Importance of the Ocean


Why Is The Ocean Important?

While many of us live, work and play by the ocean, our understanding of its importance is often unclear.

The ocean is a massive body of water that covers 72% of the planet. Due to its size, it is often hard to conceive of how much our oceans impact our lives. As climate change and pollution threaten this valuable life source, it’s important to evaluate just how critical the big blue is to life on Earth.

In this blog post we’ll take a look at 3 reasons why the ocean is important. The list is truly endless, but these examples provide a few major reasons to #GoGreenForTheBigBlue.

1. The ocean supplies us with half of all our oxygen

That’s right—the ocean indirectly helps us fill our lungs with fresh, clean air. This is because of phytoplanktons. These single-celled organisms are the core of ocean food chains, while helping supply air by pumping out oxygen on a regular basis.

However, global contributions to pollution and drastic changes in the ocean are killing phytoplanktons and hindering their ability to survive. This puts us all in danger, especially the animals and plant life in the ocean.

2. The ocean supplies jobs

It’s difficult to say how many jobs the ocean directly and indirectly provides globally. Yet many estimates say that it adds $1.5 trillion USD annually to the global economy and is responsible for the livelihood of 10%-15% of the world’s population. That means that as many as 1,050,000,000 people are dependent on the ocean for their day-to-day economic standing.

However, billions of other people also depend on the ocean in a more direct way. Climate change will not just affect those in the fishing industry, but also those who sell their catch in the local markets or even lifeguards who protect beaches. Some other industries that will be affected include:


  • Trade

  • Jewelry

  • Tourism

  • Agriculture

  • Restaurants

  • And many more!


The ocean impacts almost every single person indirectly, from the clothes that we wear to the food that we eat. Without clean oceans, we will all suffer.

3. The ocean supports life

Humans are not the only inhabitants on the planet and since the ocean covers over 70% of the Earth’s surface, it’s safe to say that millions of plants and animals also depend on it. Around the world, millions of humans also live on or near coastlines, making their lives somehow dependent on the ocean as well.

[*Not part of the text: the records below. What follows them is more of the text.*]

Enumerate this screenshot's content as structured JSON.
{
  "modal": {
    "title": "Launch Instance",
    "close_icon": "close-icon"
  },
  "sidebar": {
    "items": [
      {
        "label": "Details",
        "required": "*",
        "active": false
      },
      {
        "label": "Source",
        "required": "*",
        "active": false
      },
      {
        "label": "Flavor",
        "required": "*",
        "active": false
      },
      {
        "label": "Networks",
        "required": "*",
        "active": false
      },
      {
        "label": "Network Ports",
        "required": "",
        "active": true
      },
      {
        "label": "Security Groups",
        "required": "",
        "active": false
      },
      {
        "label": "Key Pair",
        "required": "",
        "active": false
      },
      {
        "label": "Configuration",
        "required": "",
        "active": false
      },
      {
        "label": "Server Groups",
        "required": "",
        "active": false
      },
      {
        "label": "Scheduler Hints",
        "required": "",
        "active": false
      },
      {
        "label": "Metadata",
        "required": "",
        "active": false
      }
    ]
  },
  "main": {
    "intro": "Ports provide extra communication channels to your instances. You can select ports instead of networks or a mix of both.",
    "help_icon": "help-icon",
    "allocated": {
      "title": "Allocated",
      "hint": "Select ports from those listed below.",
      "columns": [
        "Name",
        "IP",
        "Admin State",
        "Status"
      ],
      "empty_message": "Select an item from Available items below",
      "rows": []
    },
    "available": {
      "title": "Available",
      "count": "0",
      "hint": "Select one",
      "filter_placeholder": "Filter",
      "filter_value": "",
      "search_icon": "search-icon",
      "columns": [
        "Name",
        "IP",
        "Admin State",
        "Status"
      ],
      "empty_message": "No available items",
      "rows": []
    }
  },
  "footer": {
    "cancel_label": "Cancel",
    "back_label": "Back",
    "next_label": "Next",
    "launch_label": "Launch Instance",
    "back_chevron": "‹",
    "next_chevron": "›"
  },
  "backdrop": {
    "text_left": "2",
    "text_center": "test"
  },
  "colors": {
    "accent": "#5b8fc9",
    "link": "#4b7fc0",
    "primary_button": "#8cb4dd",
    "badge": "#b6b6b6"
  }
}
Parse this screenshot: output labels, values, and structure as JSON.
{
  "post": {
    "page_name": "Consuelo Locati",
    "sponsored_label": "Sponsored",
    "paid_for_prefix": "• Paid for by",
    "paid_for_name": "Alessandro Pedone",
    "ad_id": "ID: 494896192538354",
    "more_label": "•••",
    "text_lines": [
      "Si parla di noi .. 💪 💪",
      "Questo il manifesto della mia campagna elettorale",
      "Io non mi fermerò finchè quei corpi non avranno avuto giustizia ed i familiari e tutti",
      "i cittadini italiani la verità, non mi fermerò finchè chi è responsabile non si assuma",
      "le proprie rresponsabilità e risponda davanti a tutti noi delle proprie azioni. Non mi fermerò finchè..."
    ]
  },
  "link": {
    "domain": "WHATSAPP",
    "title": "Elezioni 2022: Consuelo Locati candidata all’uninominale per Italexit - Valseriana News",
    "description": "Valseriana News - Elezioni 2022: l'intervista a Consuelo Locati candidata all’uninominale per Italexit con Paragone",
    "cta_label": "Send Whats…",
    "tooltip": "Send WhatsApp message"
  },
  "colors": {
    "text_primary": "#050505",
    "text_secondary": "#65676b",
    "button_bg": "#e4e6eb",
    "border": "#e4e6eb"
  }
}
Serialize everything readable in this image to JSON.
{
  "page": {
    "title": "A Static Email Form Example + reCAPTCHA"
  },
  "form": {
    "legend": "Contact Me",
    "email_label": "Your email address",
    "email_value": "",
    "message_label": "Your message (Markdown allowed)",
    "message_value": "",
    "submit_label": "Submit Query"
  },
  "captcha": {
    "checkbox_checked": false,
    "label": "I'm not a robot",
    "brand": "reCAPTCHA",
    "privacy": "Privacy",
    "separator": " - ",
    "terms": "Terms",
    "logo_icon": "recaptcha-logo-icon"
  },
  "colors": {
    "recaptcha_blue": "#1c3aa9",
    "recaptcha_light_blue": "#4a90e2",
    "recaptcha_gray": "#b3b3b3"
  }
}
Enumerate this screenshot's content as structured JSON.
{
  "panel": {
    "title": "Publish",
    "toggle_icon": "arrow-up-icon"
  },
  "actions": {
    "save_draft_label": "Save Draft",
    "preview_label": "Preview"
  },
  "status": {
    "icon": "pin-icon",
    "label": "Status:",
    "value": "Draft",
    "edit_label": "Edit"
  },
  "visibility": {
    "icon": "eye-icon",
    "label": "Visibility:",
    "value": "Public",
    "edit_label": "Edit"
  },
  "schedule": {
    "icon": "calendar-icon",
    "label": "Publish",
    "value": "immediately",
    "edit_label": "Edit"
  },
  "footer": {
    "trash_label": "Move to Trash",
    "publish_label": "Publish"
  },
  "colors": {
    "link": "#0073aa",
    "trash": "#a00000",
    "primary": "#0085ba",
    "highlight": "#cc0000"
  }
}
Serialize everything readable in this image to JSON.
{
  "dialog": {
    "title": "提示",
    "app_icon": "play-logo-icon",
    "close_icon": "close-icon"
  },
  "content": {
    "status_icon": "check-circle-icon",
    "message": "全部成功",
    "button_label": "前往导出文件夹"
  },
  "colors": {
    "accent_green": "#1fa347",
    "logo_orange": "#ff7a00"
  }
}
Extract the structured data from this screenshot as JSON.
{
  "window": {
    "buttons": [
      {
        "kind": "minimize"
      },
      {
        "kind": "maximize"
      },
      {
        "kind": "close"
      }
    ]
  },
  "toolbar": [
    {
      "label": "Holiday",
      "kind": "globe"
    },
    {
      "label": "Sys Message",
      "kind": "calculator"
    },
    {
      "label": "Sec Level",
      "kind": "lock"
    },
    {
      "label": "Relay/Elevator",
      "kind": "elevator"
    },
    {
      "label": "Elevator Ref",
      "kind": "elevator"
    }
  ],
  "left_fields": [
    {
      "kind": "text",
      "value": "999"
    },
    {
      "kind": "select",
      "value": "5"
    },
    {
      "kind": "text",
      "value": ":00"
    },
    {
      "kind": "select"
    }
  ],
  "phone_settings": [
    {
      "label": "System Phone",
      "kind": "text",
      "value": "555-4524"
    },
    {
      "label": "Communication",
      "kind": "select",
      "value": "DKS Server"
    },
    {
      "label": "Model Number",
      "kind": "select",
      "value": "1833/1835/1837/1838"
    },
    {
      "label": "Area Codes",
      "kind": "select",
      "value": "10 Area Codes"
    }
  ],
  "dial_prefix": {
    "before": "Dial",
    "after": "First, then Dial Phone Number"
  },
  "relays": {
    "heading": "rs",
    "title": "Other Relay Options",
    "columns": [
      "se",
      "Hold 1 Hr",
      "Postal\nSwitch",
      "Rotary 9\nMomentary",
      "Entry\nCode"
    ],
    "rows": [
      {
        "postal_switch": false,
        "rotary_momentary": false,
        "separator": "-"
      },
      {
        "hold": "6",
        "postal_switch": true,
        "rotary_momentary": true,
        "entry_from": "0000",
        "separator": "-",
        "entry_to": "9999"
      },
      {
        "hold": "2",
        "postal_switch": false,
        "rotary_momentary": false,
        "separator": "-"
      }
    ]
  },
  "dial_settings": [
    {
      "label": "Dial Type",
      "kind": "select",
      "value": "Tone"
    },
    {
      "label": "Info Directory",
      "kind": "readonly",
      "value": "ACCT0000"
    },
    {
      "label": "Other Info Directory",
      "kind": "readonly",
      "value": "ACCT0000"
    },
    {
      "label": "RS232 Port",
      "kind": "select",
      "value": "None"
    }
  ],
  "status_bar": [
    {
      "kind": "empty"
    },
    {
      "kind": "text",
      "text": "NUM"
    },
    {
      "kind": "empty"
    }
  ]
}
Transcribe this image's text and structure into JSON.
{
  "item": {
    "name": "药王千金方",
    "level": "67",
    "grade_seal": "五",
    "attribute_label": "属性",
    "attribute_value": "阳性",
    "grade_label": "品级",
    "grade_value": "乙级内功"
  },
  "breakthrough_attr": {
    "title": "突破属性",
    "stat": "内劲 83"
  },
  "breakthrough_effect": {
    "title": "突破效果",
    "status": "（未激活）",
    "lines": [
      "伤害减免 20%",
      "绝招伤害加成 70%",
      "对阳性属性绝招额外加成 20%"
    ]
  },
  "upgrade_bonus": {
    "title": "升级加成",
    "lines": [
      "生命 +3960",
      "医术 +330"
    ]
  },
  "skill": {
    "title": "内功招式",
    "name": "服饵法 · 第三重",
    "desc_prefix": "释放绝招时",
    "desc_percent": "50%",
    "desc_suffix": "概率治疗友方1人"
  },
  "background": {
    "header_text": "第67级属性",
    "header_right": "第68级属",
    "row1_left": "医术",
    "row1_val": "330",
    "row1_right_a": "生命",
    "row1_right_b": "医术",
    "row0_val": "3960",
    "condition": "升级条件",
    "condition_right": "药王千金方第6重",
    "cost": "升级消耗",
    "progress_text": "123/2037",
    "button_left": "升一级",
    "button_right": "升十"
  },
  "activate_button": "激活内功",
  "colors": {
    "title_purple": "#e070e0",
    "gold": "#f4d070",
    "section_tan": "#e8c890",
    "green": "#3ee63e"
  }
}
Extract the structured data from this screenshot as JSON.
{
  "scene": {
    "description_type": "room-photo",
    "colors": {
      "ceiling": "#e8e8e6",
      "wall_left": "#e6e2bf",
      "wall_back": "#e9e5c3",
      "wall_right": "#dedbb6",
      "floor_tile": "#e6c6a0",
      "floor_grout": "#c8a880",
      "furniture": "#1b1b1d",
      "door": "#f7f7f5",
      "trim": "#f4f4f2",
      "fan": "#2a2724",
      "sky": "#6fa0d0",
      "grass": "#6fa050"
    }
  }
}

In addition, the ocean is a major climate regulator. It absorbs carbon, maintains global temperatures, regulates rain and droughts and while helping to regulate predictable weather patterns. This supports life in a multitude of ways, from helping us decide where to build houses to how we farm our crops.

What can we do?

The ocean is a huge resource and habitat for many and it is changing quickly. Climate change and pollution are threatening this valuable life source. While most of us are at least aware of the potential consequences that our actions have on the state of the ocean, many of us do not fully understand the scale of its impact. As written in National Geographic:

“These threats to the ocean are so extensive that more than 40 percent of the ocean has been severely affected and no area has been left untouched.”

When it comes to tourism, it’s within the industry’s best interest to lead conservation efforts. This is because as the ocean changes, popular tourist destinations will become less and less popular due to the consequences of pollution, overfishing and many other impacts.

This is why at Sea Going Green, we’re working with tourism companies to help them to change their ways and become more conservation-friendly. We empower companies to #GoGreenForTheBigBlue and change the world for the better.